Na semana passada, uma operação da Polícia Federal, em conjunto com a Controladoria Geral da União (CGU), revelou um esquema de fraude no pagamento de aposentadorias, o que levou à demissão do presidente do INSS, Alessandro Stefanutto, e de outros cinco servidores públicos investigados.
Finalmente, o dirigente informou que as centrais se reunirão com autoridades federais para pedir rapidez e transparência nas investigações. “Passado o 1º de Maio, nós vamos pedir uma reunião com o ministro da Justiça, nós vamos pedir uma uma reunião com a com a CGU [Controladoria-Geral da União], com a AGU [Advocacia-Geral da União] e vamos exigir celeridade nessa investigação, porque nós somos maiores interessados em que seja célere a apuração”, afirmou.

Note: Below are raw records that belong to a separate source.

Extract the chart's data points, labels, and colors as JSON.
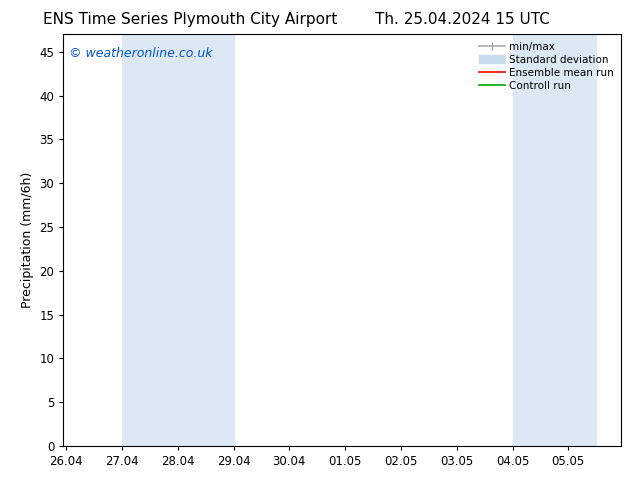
{
  "title_left": "ENS Time Series Plymouth City Airport",
  "title_right": "Th. 25.04.2024 15 UTC",
  "ylabel": "Precipitation (mm/6h)",
  "watermark": "© weatheronline.co.uk",
  "x_tick_labels": [
    "26.04",
    "27.04",
    "28.04",
    "29.04",
    "30.04",
    "01.05",
    "02.05",
    "03.05",
    "04.05",
    "05.05"
  ],
  "x_tick_positions": [
    0,
    1,
    2,
    3,
    4,
    5,
    6,
    7,
    8,
    9
  ],
  "ylim": [
    0,
    47
  ],
  "yticks": [
    0,
    5,
    10,
    15,
    20,
    25,
    30,
    35,
    40,
    45
  ],
  "bg_color": "#ffffff",
  "plot_bg_color": "#ffffff",
  "shaded_bands": [
    {
      "x_start": 1,
      "x_end": 3,
      "color": "#dce9f5"
    },
    {
      "x_start": 8,
      "x_end": 9.5,
      "color": "#dce9f5"
    }
  ],
  "legend_items": [
    {
      "label": "min/max",
      "color": "#aaaaaa",
      "lw": 1.2,
      "style": "minmax"
    },
    {
      "label": "Standard deviation",
      "color": "#c8dcee",
      "lw": 6,
      "style": "fill"
    },
    {
      "label": "Ensemble mean run",
      "color": "#ff0000",
      "lw": 1.2,
      "style": "line"
    },
    {
      "label": "Controll run",
      "color": "#00aa00",
      "lw": 1.2,
      "style": "line"
    }
  ],
  "title_fontsize": 11,
  "tick_label_fontsize": 8.5,
  "ylabel_fontsize": 9,
  "watermark_color": "#0055cc",
  "watermark_fontsize": 9,
  "x_min": -0.05,
  "x_max": 9.95
}
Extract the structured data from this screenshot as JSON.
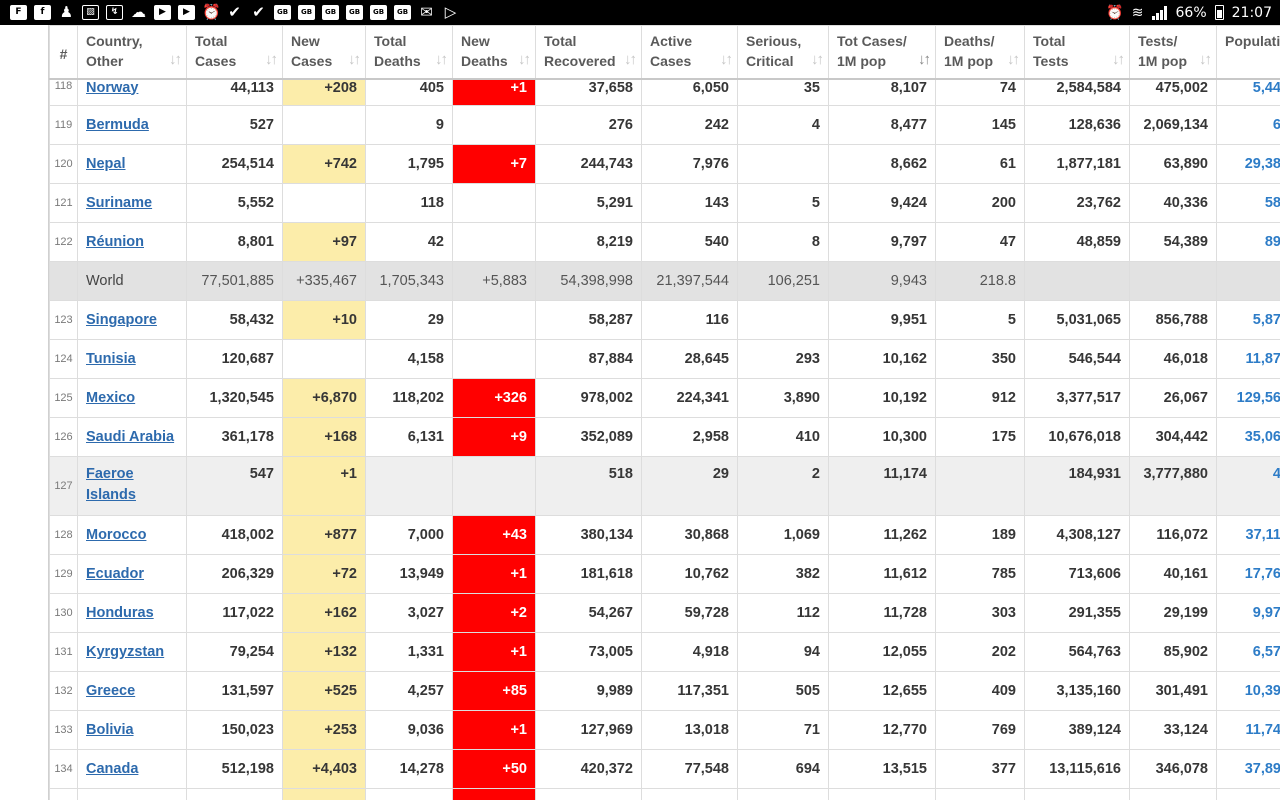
{
  "status_bar": {
    "left_icons": [
      "flipboard-icon",
      "facebook-icon",
      "person-icon",
      "gallery-icon",
      "missed-call-icon",
      "cloud-icon",
      "youtube-icon",
      "youtube-icon",
      "alarm-icon",
      "check-icon",
      "check-icon",
      "gb-icon",
      "gb-icon",
      "gb-icon",
      "gb-icon",
      "gb-icon",
      "gb-icon",
      "mail-icon",
      "play-store-icon"
    ],
    "battery": "66%",
    "time": "21:07"
  },
  "table": {
    "headers": [
      {
        "key": "num",
        "label": "#",
        "sortable": false
      },
      {
        "key": "country",
        "label": "Country,\nOther",
        "sortable": true
      },
      {
        "key": "total_cases",
        "label": "Total\nCases",
        "sortable": true
      },
      {
        "key": "new_cases",
        "label": "New\nCases",
        "sortable": true
      },
      {
        "key": "total_deaths",
        "label": "Total\nDeaths",
        "sortable": true
      },
      {
        "key": "new_deaths",
        "label": "New\nDeaths",
        "sortable": true
      },
      {
        "key": "total_recovered",
        "label": "Total\nRecovered",
        "sortable": true
      },
      {
        "key": "active_cases",
        "label": "Active\nCases",
        "sortable": true
      },
      {
        "key": "serious",
        "label": "Serious,\nCritical",
        "sortable": true
      },
      {
        "key": "cases_per_1m",
        "label": "Tot Cases/\n1M pop",
        "sortable": true,
        "active": true
      },
      {
        "key": "deaths_per_1m",
        "label": "Deaths/\n1M pop",
        "sortable": true
      },
      {
        "key": "total_tests",
        "label": "Total\nTests",
        "sortable": true
      },
      {
        "key": "tests_per_1m",
        "label": "Tests/\n1M pop",
        "sortable": true
      },
      {
        "key": "population",
        "label": "Populatio",
        "sortable": false
      }
    ],
    "rows": [
      {
        "num": "118",
        "country": "Norway",
        "total_cases": "44,113",
        "new_cases": "+208",
        "total_deaths": "405",
        "new_deaths": "+1",
        "total_recovered": "37,658",
        "active_cases": "6,050",
        "serious": "35",
        "cases_per_1m": "8,107",
        "deaths_per_1m": "74",
        "total_tests": "2,584,584",
        "tests_per_1m": "475,002",
        "population": "5,44",
        "type": "first"
      },
      {
        "num": "119",
        "country": "Bermuda",
        "total_cases": "527",
        "new_cases": "",
        "total_deaths": "9",
        "new_deaths": "",
        "total_recovered": "276",
        "active_cases": "242",
        "serious": "4",
        "cases_per_1m": "8,477",
        "deaths_per_1m": "145",
        "total_tests": "128,636",
        "tests_per_1m": "2,069,134",
        "population": "6"
      },
      {
        "num": "120",
        "country": "Nepal",
        "total_cases": "254,514",
        "new_cases": "+742",
        "total_deaths": "1,795",
        "new_deaths": "+7",
        "total_recovered": "244,743",
        "active_cases": "7,976",
        "serious": "",
        "cases_per_1m": "8,662",
        "deaths_per_1m": "61",
        "total_tests": "1,877,181",
        "tests_per_1m": "63,890",
        "population": "29,38"
      },
      {
        "num": "121",
        "country": "Suriname",
        "total_cases": "5,552",
        "new_cases": "",
        "total_deaths": "118",
        "new_deaths": "",
        "total_recovered": "5,291",
        "active_cases": "143",
        "serious": "5",
        "cases_per_1m": "9,424",
        "deaths_per_1m": "200",
        "total_tests": "23,762",
        "tests_per_1m": "40,336",
        "population": "58"
      },
      {
        "num": "122",
        "country": "Réunion",
        "total_cases": "8,801",
        "new_cases": "+97",
        "total_deaths": "42",
        "new_deaths": "",
        "total_recovered": "8,219",
        "active_cases": "540",
        "serious": "8",
        "cases_per_1m": "9,797",
        "deaths_per_1m": "47",
        "total_tests": "48,859",
        "tests_per_1m": "54,389",
        "population": "89"
      },
      {
        "num": "",
        "country": "World",
        "total_cases": "77,501,885",
        "new_cases": "+335,467",
        "total_deaths": "1,705,343",
        "new_deaths": "+5,883",
        "total_recovered": "54,398,998",
        "active_cases": "21,397,544",
        "serious": "106,251",
        "cases_per_1m": "9,943",
        "deaths_per_1m": "218.8",
        "total_tests": "",
        "tests_per_1m": "",
        "population": "",
        "type": "world"
      },
      {
        "num": "123",
        "country": "Singapore",
        "total_cases": "58,432",
        "new_cases": "+10",
        "total_deaths": "29",
        "new_deaths": "",
        "total_recovered": "58,287",
        "active_cases": "116",
        "serious": "",
        "cases_per_1m": "9,951",
        "deaths_per_1m": "5",
        "total_tests": "5,031,065",
        "tests_per_1m": "856,788",
        "population": "5,87"
      },
      {
        "num": "124",
        "country": "Tunisia",
        "total_cases": "120,687",
        "new_cases": "",
        "total_deaths": "4,158",
        "new_deaths": "",
        "total_recovered": "87,884",
        "active_cases": "28,645",
        "serious": "293",
        "cases_per_1m": "10,162",
        "deaths_per_1m": "350",
        "total_tests": "546,544",
        "tests_per_1m": "46,018",
        "population": "11,87"
      },
      {
        "num": "125",
        "country": "Mexico",
        "total_cases": "1,320,545",
        "new_cases": "+6,870",
        "total_deaths": "118,202",
        "new_deaths": "+326",
        "total_recovered": "978,002",
        "active_cases": "224,341",
        "serious": "3,890",
        "cases_per_1m": "10,192",
        "deaths_per_1m": "912",
        "total_tests": "3,377,517",
        "tests_per_1m": "26,067",
        "population": "129,56"
      },
      {
        "num": "126",
        "country": "Saudi Arabia",
        "total_cases": "361,178",
        "new_cases": "+168",
        "total_deaths": "6,131",
        "new_deaths": "+9",
        "total_recovered": "352,089",
        "active_cases": "2,958",
        "serious": "410",
        "cases_per_1m": "10,300",
        "deaths_per_1m": "175",
        "total_tests": "10,676,018",
        "tests_per_1m": "304,442",
        "population": "35,06"
      },
      {
        "num": "127",
        "country": "Faeroe Islands",
        "total_cases": "547",
        "new_cases": "+1",
        "total_deaths": "",
        "new_deaths": "",
        "total_recovered": "518",
        "active_cases": "29",
        "serious": "2",
        "cases_per_1m": "11,174",
        "deaths_per_1m": "",
        "total_tests": "184,931",
        "tests_per_1m": "3,777,880",
        "population": "4",
        "type": "grey tall"
      },
      {
        "num": "128",
        "country": "Morocco",
        "total_cases": "418,002",
        "new_cases": "+877",
        "total_deaths": "7,000",
        "new_deaths": "+43",
        "total_recovered": "380,134",
        "active_cases": "30,868",
        "serious": "1,069",
        "cases_per_1m": "11,262",
        "deaths_per_1m": "189",
        "total_tests": "4,308,127",
        "tests_per_1m": "116,072",
        "population": "37,11"
      },
      {
        "num": "129",
        "country": "Ecuador",
        "total_cases": "206,329",
        "new_cases": "+72",
        "total_deaths": "13,949",
        "new_deaths": "+1",
        "total_recovered": "181,618",
        "active_cases": "10,762",
        "serious": "382",
        "cases_per_1m": "11,612",
        "deaths_per_1m": "785",
        "total_tests": "713,606",
        "tests_per_1m": "40,161",
        "population": "17,76"
      },
      {
        "num": "130",
        "country": "Honduras",
        "total_cases": "117,022",
        "new_cases": "+162",
        "total_deaths": "3,027",
        "new_deaths": "+2",
        "total_recovered": "54,267",
        "active_cases": "59,728",
        "serious": "112",
        "cases_per_1m": "11,728",
        "deaths_per_1m": "303",
        "total_tests": "291,355",
        "tests_per_1m": "29,199",
        "population": "9,97"
      },
      {
        "num": "131",
        "country": "Kyrgyzstan",
        "total_cases": "79,254",
        "new_cases": "+132",
        "total_deaths": "1,331",
        "new_deaths": "+1",
        "total_recovered": "73,005",
        "active_cases": "4,918",
        "serious": "94",
        "cases_per_1m": "12,055",
        "deaths_per_1m": "202",
        "total_tests": "564,763",
        "tests_per_1m": "85,902",
        "population": "6,57"
      },
      {
        "num": "132",
        "country": "Greece",
        "total_cases": "131,597",
        "new_cases": "+525",
        "total_deaths": "4,257",
        "new_deaths": "+85",
        "total_recovered": "9,989",
        "active_cases": "117,351",
        "serious": "505",
        "cases_per_1m": "12,655",
        "deaths_per_1m": "409",
        "total_tests": "3,135,160",
        "tests_per_1m": "301,491",
        "population": "10,39"
      },
      {
        "num": "133",
        "country": "Bolivia",
        "total_cases": "150,023",
        "new_cases": "+253",
        "total_deaths": "9,036",
        "new_deaths": "+1",
        "total_recovered": "127,969",
        "active_cases": "13,018",
        "serious": "71",
        "cases_per_1m": "12,770",
        "deaths_per_1m": "769",
        "total_tests": "389,124",
        "tests_per_1m": "33,124",
        "population": "11,74"
      },
      {
        "num": "134",
        "country": "Canada",
        "total_cases": "512,198",
        "new_cases": "+4,403",
        "total_deaths": "14,278",
        "new_deaths": "+50",
        "total_recovered": "420,372",
        "active_cases": "77,548",
        "serious": "694",
        "cases_per_1m": "13,515",
        "deaths_per_1m": "377",
        "total_tests": "13,115,616",
        "tests_per_1m": "346,078",
        "population": "37,89"
      },
      {
        "num": "",
        "country": "",
        "total_cases": "",
        "new_cases": "",
        "total_deaths": "",
        "new_deaths": "",
        "total_recovered": "",
        "active_cases": "",
        "serious": "",
        "cases_per_1m": "",
        "deaths_per_1m": "",
        "total_tests": "",
        "tests_per_1m": "",
        "population": "",
        "type": "partial"
      }
    ]
  },
  "colors": {
    "new_cases_bg": "#fcedaa",
    "new_deaths_bg": "#ff0000",
    "link": "#2d6aad",
    "world_row_bg": "#e2e2e2"
  }
}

Embora evitem declarações públicas nesse sentido, outros dirigentes avaliam que a demissão do atual ministro da Previdência, Carlos Lupi (PDT), poderia ajudar a estancar a crise gerada pela revelação da fraude nas aposentadorias. Outros avaliam que a saída do ministro é improvável, já que ele conta com o apoio de diversos ministros do governo e tem a simpatia do próprio presidente da República.
Além da CUT, da Intersindical e da CTB, participaram da reunião a Força Sindical, União Geral dos Trabalhadores (UGT), a Central dos Sindicatos Brasileiros (CSB), a Nova Central Sindical de Trabalhadores (NCST) e a Pública Central do Servidor, além de representantes de outras entidades ligadas aos sindicatos.